Berengia — the ice-free land of North America and Asia — WAS NOT GLACIATED. It's still hard to understand how a place could be cold, but have not glaciers or permanent ice, but it takes precipitation to make snow, and snow has to accumulate to make ice. The weather patterns were such that did not happen. So it was cold and dry

Animals did move both ways. Many of them became extinct when the climate changed. Camels are native to the Americas, migrated east to Asia and south to South America, developing into vicuñas, llamas and alpacas. Horses, too, migrated to Asia and became extinct in the Americas; they were later re-introduced by the Spanish explorers. Bison, bears and musk ox have all survived across the land bridge.

The question of how people populated North America is still quite hotly debated, and it probably will only become clearer as more site and artifacts are found. There is an intensely studied site called the "Bluefish Caves" where there is evidence of old worked mammoth bone and cut bones dating to OVER 20,000 years old. This is far older than anything else on the continent.
current 2017 "Archaeology" article on dating Bluefish Cave artifacts

There is some thought that it was more by BOAT that northern people came into North America. "We know they had boats," she said, and they think primitive people explored along the coastline and actually worked their way inland and north, or south, perhaps in the warmer interglacial periods.

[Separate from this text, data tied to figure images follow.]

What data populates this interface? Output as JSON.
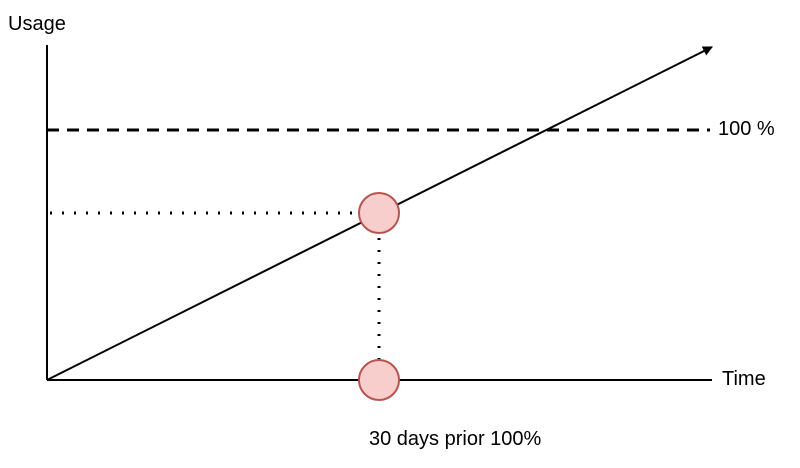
{
  "labels": {
    "y_axis": "Usage",
    "x_axis": "Time",
    "threshold": "100 %",
    "marker": "30 days prior 100%"
  },
  "colors": {
    "marker_fill": "#f8cecc",
    "marker_stroke": "#b85450",
    "line": "#000000"
  }
}
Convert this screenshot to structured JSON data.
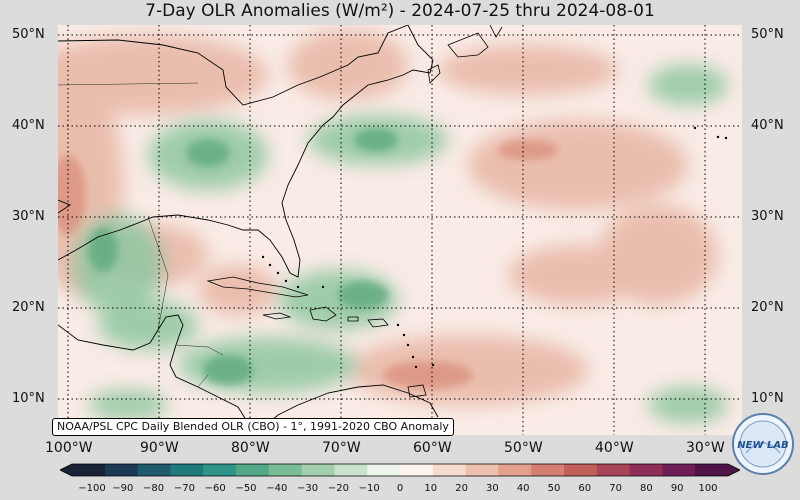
{
  "title": "7-Day OLR Anomalies (W/m²) - 2024-07-25 thru 2024-08-01",
  "lat_labels": [
    "50°N",
    "40°N",
    "30°N",
    "20°N",
    "10°N"
  ],
  "lon_labels": [
    "100°W",
    "90°W",
    "80°W",
    "70°W",
    "60°W",
    "50°W",
    "40°W",
    "30°W"
  ],
  "credit": "NOAA/PSL CPC Daily Blended OLR (CBO) - 1°, 1991-2020 CBO Anomaly",
  "colorbar": {
    "ticks": [
      "−100",
      "−90",
      "−80",
      "−70",
      "−60",
      "−50",
      "−40",
      "−30",
      "−20",
      "−10",
      "0",
      "10",
      "20",
      "30",
      "40",
      "50",
      "60",
      "70",
      "80",
      "90",
      "100"
    ],
    "colors": [
      "#1a2238",
      "#1d3a55",
      "#1f5a6d",
      "#1f7a7c",
      "#2e9487",
      "#52a886",
      "#7abc95",
      "#a3cfae",
      "#c8e2cc",
      "#ecf4ec",
      "#fdf3ee",
      "#f6dccf",
      "#eec1ae",
      "#e3a18d",
      "#d47f70",
      "#c25f5b",
      "#a84457",
      "#8d2d58",
      "#6f1e55",
      "#4e1447"
    ]
  },
  "logo_text": "NEW LAB",
  "colors": {
    "background": "#dcdcdc",
    "ocean_neutral": "#f9ebe6",
    "positive_anomaly": "#e9b9a6",
    "negative_anomaly": "#7fbf95"
  }
}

It's all quite fascinating, and new information is always coming to light. I asked about underwater archaeology, since it seems that some of the sites may actually be underwater, and she said, yes, they are looking at that in the Bering and Beaufort Seas.

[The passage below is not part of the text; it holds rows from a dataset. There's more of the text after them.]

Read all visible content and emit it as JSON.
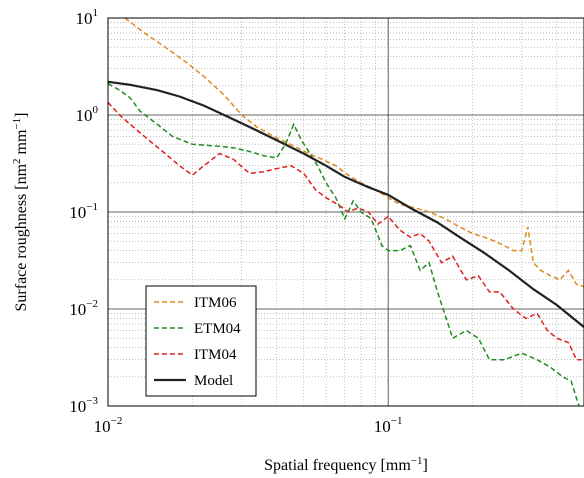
{
  "chart_data": {
    "type": "line",
    "title": "",
    "xlabel": "Spatial frequency [mm",
    "xlabel_sup": "−1",
    "xlabel_end": "]",
    "ylabel": "Surface roughness [nm",
    "ylabel_sup1": "2",
    "ylabel_mid": " mm",
    "ylabel_sup2": "−1",
    "ylabel_end": "]",
    "x_scale": "log",
    "y_scale": "log",
    "xlim": [
      0.01,
      0.5
    ],
    "ylim": [
      0.001,
      10
    ],
    "grid": true,
    "x_ticks": [
      {
        "value": 0.01,
        "base": "10",
        "exp": "−2"
      },
      {
        "value": 0.1,
        "base": "10",
        "exp": "−1"
      }
    ],
    "y_ticks": [
      {
        "value": 0.001,
        "base": "10",
        "exp": "−3"
      },
      {
        "value": 0.01,
        "base": "10",
        "exp": "−2"
      },
      {
        "value": 0.1,
        "base": "10",
        "exp": "−1"
      },
      {
        "value": 1,
        "base": "10",
        "exp": "0"
      },
      {
        "value": 10,
        "base": "10",
        "exp": "1"
      }
    ],
    "legend_position": "bottom-left",
    "series": [
      {
        "name": "ITM06",
        "color": "#e08a1e",
        "style": "dashed",
        "x": [
          0.0115,
          0.0135,
          0.016,
          0.019,
          0.022,
          0.026,
          0.03,
          0.034,
          0.04,
          0.046,
          0.052,
          0.058,
          0.065,
          0.072,
          0.08,
          0.09,
          0.1,
          0.11,
          0.125,
          0.14,
          0.16,
          0.18,
          0.2,
          0.22,
          0.24,
          0.26,
          0.28,
          0.3,
          0.315,
          0.33,
          0.35,
          0.38,
          0.41,
          0.44,
          0.47,
          0.5
        ],
        "y": [
          10,
          7,
          5,
          3.5,
          2.5,
          1.6,
          1.0,
          0.75,
          0.58,
          0.48,
          0.4,
          0.35,
          0.3,
          0.24,
          0.2,
          0.17,
          0.14,
          0.12,
          0.11,
          0.1,
          0.085,
          0.07,
          0.06,
          0.055,
          0.05,
          0.045,
          0.04,
          0.04,
          0.07,
          0.03,
          0.025,
          0.022,
          0.02,
          0.025,
          0.018,
          0.017
        ]
      },
      {
        "name": "ETM04",
        "color": "#1e8c1e",
        "style": "dashed",
        "x": [
          0.01,
          0.011,
          0.012,
          0.013,
          0.015,
          0.017,
          0.02,
          0.024,
          0.028,
          0.032,
          0.036,
          0.04,
          0.043,
          0.046,
          0.049,
          0.052,
          0.056,
          0.06,
          0.065,
          0.07,
          0.075,
          0.08,
          0.087,
          0.095,
          0.1,
          0.11,
          0.12,
          0.13,
          0.14,
          0.15,
          0.17,
          0.19,
          0.21,
          0.23,
          0.26,
          0.3,
          0.34,
          0.38,
          0.42,
          0.45,
          0.47,
          0.48
        ],
        "y": [
          2.1,
          1.8,
          1.5,
          1.1,
          0.8,
          0.6,
          0.5,
          0.48,
          0.46,
          0.42,
          0.38,
          0.36,
          0.5,
          0.8,
          0.55,
          0.42,
          0.3,
          0.2,
          0.14,
          0.085,
          0.13,
          0.1,
          0.085,
          0.045,
          0.04,
          0.04,
          0.045,
          0.025,
          0.03,
          0.015,
          0.005,
          0.006,
          0.005,
          0.003,
          0.003,
          0.0035,
          0.003,
          0.0025,
          0.002,
          0.0018,
          0.0012,
          0.001
        ]
      },
      {
        "name": "ITM04",
        "color": "#e01e1e",
        "style": "dashed",
        "x": [
          0.01,
          0.011,
          0.012,
          0.014,
          0.016,
          0.018,
          0.02,
          0.022,
          0.025,
          0.028,
          0.032,
          0.036,
          0.04,
          0.045,
          0.05,
          0.055,
          0.06,
          0.066,
          0.072,
          0.078,
          0.085,
          0.092,
          0.1,
          0.11,
          0.12,
          0.13,
          0.14,
          0.155,
          0.17,
          0.19,
          0.21,
          0.23,
          0.25,
          0.28,
          0.31,
          0.34,
          0.37,
          0.4,
          0.44,
          0.47,
          0.49
        ],
        "y": [
          1.35,
          1.0,
          0.8,
          0.55,
          0.4,
          0.3,
          0.24,
          0.3,
          0.4,
          0.35,
          0.25,
          0.26,
          0.28,
          0.3,
          0.25,
          0.17,
          0.14,
          0.12,
          0.1,
          0.11,
          0.1,
          0.075,
          0.09,
          0.065,
          0.055,
          0.06,
          0.05,
          0.03,
          0.035,
          0.02,
          0.022,
          0.015,
          0.015,
          0.01,
          0.008,
          0.009,
          0.006,
          0.005,
          0.0045,
          0.003,
          0.003
        ]
      },
      {
        "name": "Model",
        "color": "#222222",
        "style": "solid",
        "x": [
          0.01,
          0.012,
          0.015,
          0.018,
          0.022,
          0.027,
          0.033,
          0.04,
          0.05,
          0.06,
          0.07,
          0.085,
          0.1,
          0.12,
          0.15,
          0.18,
          0.22,
          0.27,
          0.33,
          0.4,
          0.5
        ],
        "y": [
          2.2,
          2.05,
          1.8,
          1.55,
          1.25,
          0.95,
          0.72,
          0.55,
          0.4,
          0.3,
          0.23,
          0.18,
          0.15,
          0.11,
          0.078,
          0.055,
          0.038,
          0.025,
          0.016,
          0.011,
          0.0065
        ]
      }
    ]
  }
}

There was a also a fellow (another "Dave") from Santa Rosa!! He is their climate specialist, and he had a few choice things to say about our current administration. There is no argument about the causes of climate change here in Canada. Permafrost is melting, winters are warmer, animals (like mule deer) are expanding their range and moving north, if they can. For others, like the polar bear, their habitat is shrinking.

And... the Northwest Passage, long the quest of explorers, is open.

Finally, what fun, there was an atlatl demonstration and we all got to throw darts at some plywood cutouts of animals. Nobody hit anything, but it's a pretty amazing piece of early technology. One does wonder how someone long ago figured out how to extend one's throwing range.

Since it had gotten late, I decided to stay just one more day, and get my free Starbucks beverage for my birthday. Besides, I'm just loath to leave, and I didn't want to head out of town on a Friday night. I know itt's time to go, but I just don't want to move south. I'm just enjoying being as far north as I can for as long as I can. The days are shortening, but they are still lovely and long up here, and the good weather is just encouraging me to stay and enjoy.